Jersleben l Das Naherholungscenter am Jersleber See hat für Jung und Alt viel zu bieten: Freizeitangebote wie der Abenteuerspielplatz für Kinder stehen neben dem eigentlichen Badespaß im See zur Verfügung. Zur Förderung der regionalen ländlichen Entwicklung und zur Steigerung der Attraktivität des Erholungszentrums hat die Gemeinde Barleben beim Amt für Landwirtschaft, Flurneuordnung und Forsten (ALFF) Fördermittel für eine weitere Attraktion beantragt. Eine neue Wasserrutsche soll in Zukunft neben dem neuen Spielplatz noch mehr Gäste an den See locken.

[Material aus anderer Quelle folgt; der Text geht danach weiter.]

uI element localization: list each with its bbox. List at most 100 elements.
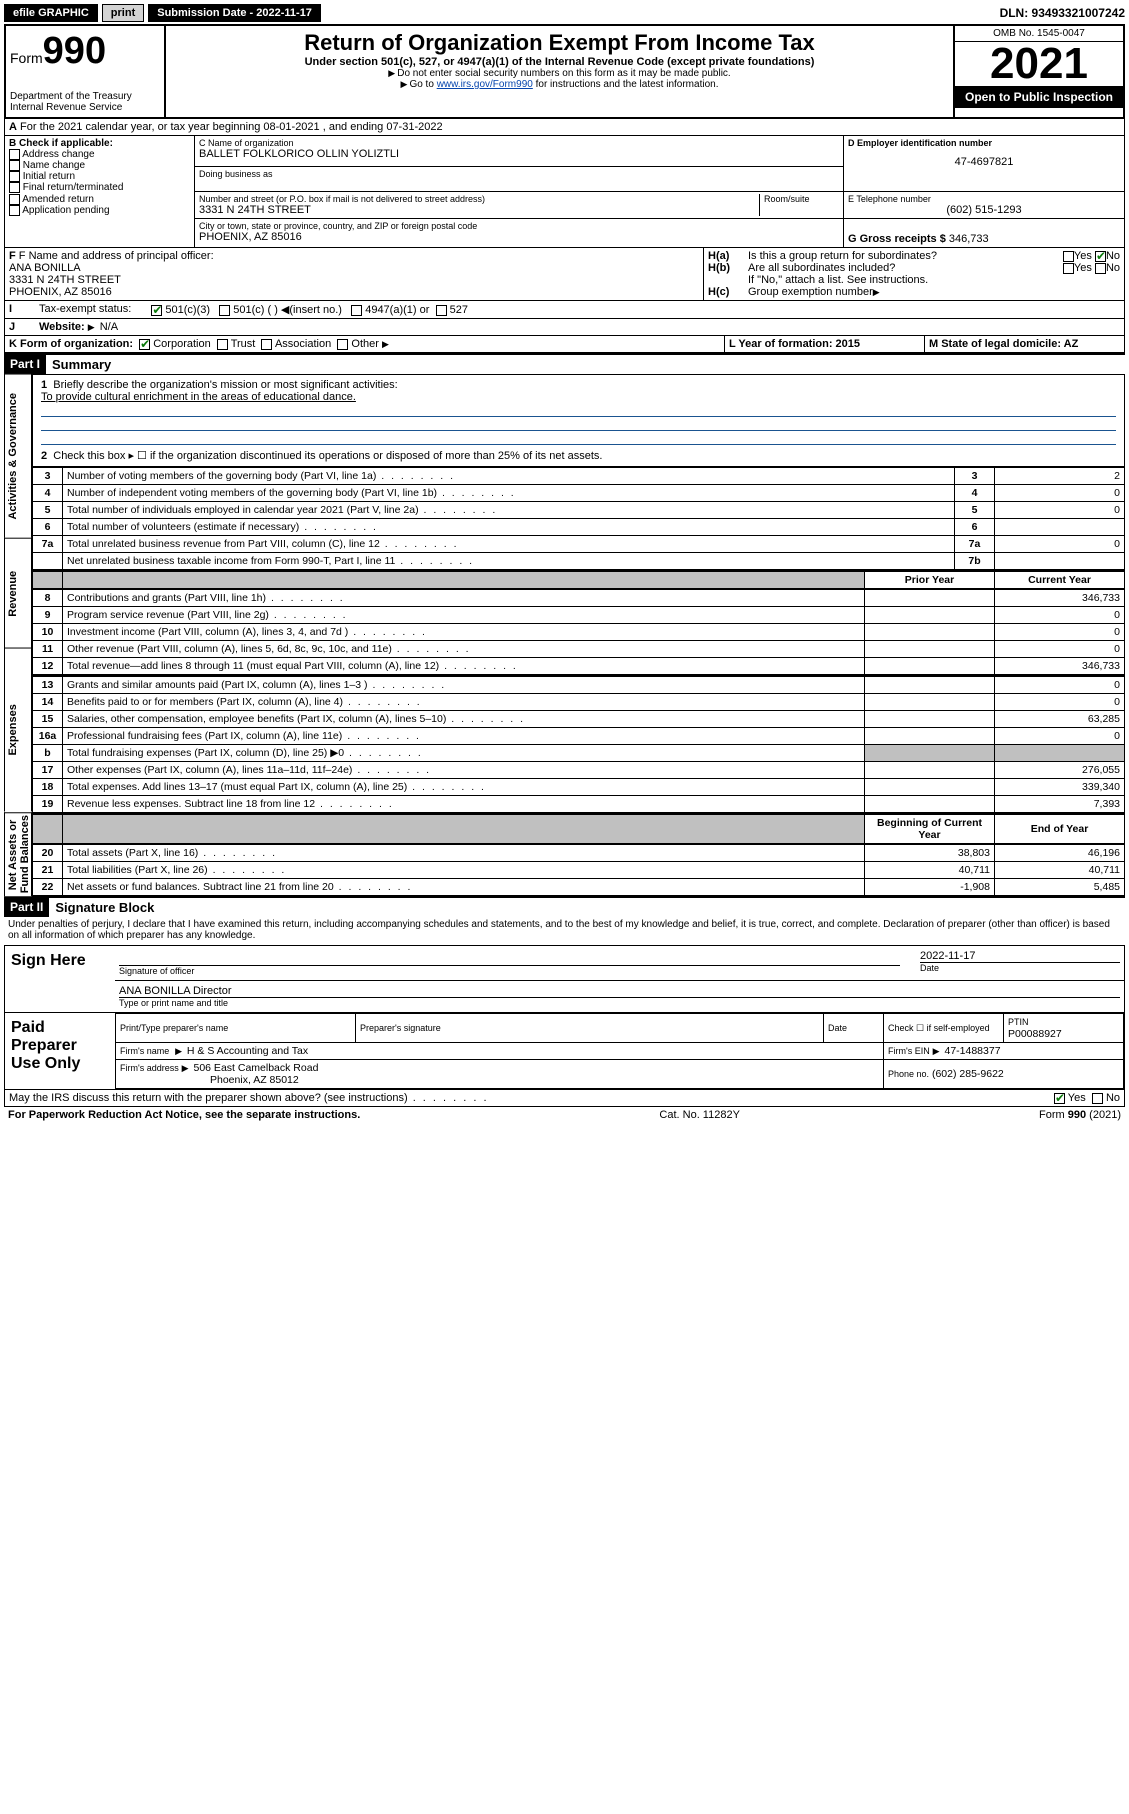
section-j: J Website: N/A	[4, 319, 1125, 336]
sig-officer-label: Signature of officer	[119, 966, 900, 976]
cb-application-pending[interactable]	[9, 205, 20, 216]
cb-name-change[interactable]	[9, 160, 20, 171]
governance-table: 3Number of voting members of the governi…	[32, 467, 1125, 570]
expenses-table: 13Grants and similar amounts paid (Part …	[32, 675, 1125, 813]
opt-name-change: Name change	[23, 160, 85, 171]
col-prior: Prior Year	[865, 571, 995, 589]
signature-block: Sign Here Signature of officer 2022-11-1…	[4, 945, 1125, 1090]
part2-badge: Part II	[4, 898, 49, 917]
inspection-badge: Open to Public Inspection	[955, 86, 1123, 108]
hb-label: Are all subordinates included?	[748, 262, 1063, 274]
sig-date-label: Date	[920, 962, 1120, 973]
part2-header-row: Part II Signature Block	[4, 896, 1125, 917]
opt-amended-return: Amended return	[22, 194, 94, 205]
cb-assoc[interactable]	[261, 339, 272, 350]
may-irs-row: May the IRS discuss this return with the…	[4, 1090, 1125, 1107]
irs-label: Internal Revenue Service	[10, 102, 160, 113]
col-end: End of Year	[995, 814, 1125, 844]
addr-label: Number and street (or P.O. box if mail i…	[199, 194, 759, 204]
ptin-value: P00088927	[1008, 1028, 1062, 1040]
firm-name-label: Firm's name	[120, 1046, 169, 1056]
street-address: 3331 N 24TH STREET	[199, 204, 759, 216]
opt-other: Other	[351, 338, 379, 350]
part2-title: Signature Block	[49, 898, 160, 917]
irs-no: No	[1106, 1092, 1120, 1104]
print-button[interactable]: print	[102, 4, 144, 22]
part1-title: Summary	[46, 355, 117, 374]
ptin-label: PTIN	[1008, 1017, 1029, 1027]
gross-receipts-label: G Gross receipts $	[848, 233, 946, 245]
taxyear-text: For the 2021 calendar year, or tax year …	[20, 121, 443, 133]
cb-address-change[interactable]	[9, 149, 20, 160]
section-klm: K Form of organization: Corporation Trus…	[4, 336, 1125, 353]
form-label: Form	[10, 50, 43, 66]
form-990-page: efile GRAPHIC print Submission Date - 20…	[0, 0, 1129, 1127]
firm-addr-label: Firm's address	[120, 1063, 179, 1073]
identity-block: B Check if applicable: Address change Na…	[4, 136, 1125, 248]
website-label: Website:	[39, 321, 85, 333]
firm-phone-label: Phone no.	[888, 1069, 929, 1079]
opt-assoc: Association	[275, 338, 331, 350]
goto-prefix: Go to	[401, 79, 437, 90]
officer-name-title: ANA BONILLA Director	[119, 985, 1120, 997]
cb-hb-no[interactable]	[1095, 263, 1106, 274]
cb-corp[interactable]	[139, 339, 150, 350]
section-b: B Check if applicable: Address change Na…	[5, 136, 195, 247]
opt-527: 527	[450, 304, 468, 316]
sign-here-label: Sign Here	[5, 946, 115, 1012]
footer-left: For Paperwork Reduction Act Notice, see …	[8, 1109, 360, 1121]
section-a-taxyear: A For the 2021 calendar year, or tax yea…	[4, 119, 1125, 136]
prep-name-label: Print/Type preparer's name	[120, 1023, 228, 1033]
col-beginning: Beginning of Current Year	[865, 814, 995, 844]
cb-501c[interactable]	[219, 305, 230, 316]
firm-addr1: 506 East Camelback Road	[194, 1062, 319, 1074]
instructions-link[interactable]: www.irs.gov/Form990	[437, 79, 533, 90]
cb-initial-return[interactable]	[9, 171, 20, 182]
footer-right: Form 990 (2021)	[1039, 1109, 1121, 1121]
opt-final-return: Final return/terminated	[23, 183, 124, 194]
opt-trust: Trust	[231, 338, 256, 350]
netassets-header: Beginning of Current YearEnd of Year	[32, 813, 1125, 844]
room-label: Room/suite	[764, 194, 839, 204]
firm-ein-label: Firm's EIN	[888, 1046, 930, 1056]
cb-527[interactable]	[436, 305, 447, 316]
sig-date-value: 2022-11-17	[920, 950, 1120, 962]
header-right: OMB No. 1545-0047 2021 Open to Public In…	[953, 26, 1123, 117]
cb-amended-return[interactable]	[9, 194, 20, 205]
cb-hb-yes[interactable]	[1063, 263, 1074, 274]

Wo die Rutsche schon bald stehen soll, zeigte die Betriebsleiterin des Naherholungscenters, Birgit Hagemann. "Direkt auf einer freien Fläche am Hauptstrand soll die Wasserrutsche gebaut werden", erklärte sie. Zur Übergabe des Fördermittelbescheids über 100.000 Euro trafen sich unter anderem Franz-Ulrich Keindorff, Bürgermeister der Gemeinde Barleben, und Erika Tholotowsky, Bürgermeisterin der Gemeinde Niedere Börde, am Jersleber See. Zugegen war auch Wolfram Westhus, der als Manager beim Leader-Netzwerk des Landes die Umsetzung des vom ALFF geförderten Rutschen-Projektes unterstützt. Leader förderte ebenfalls den Bau des modernen Informationszentrums am Eingang des Erholungszentrums.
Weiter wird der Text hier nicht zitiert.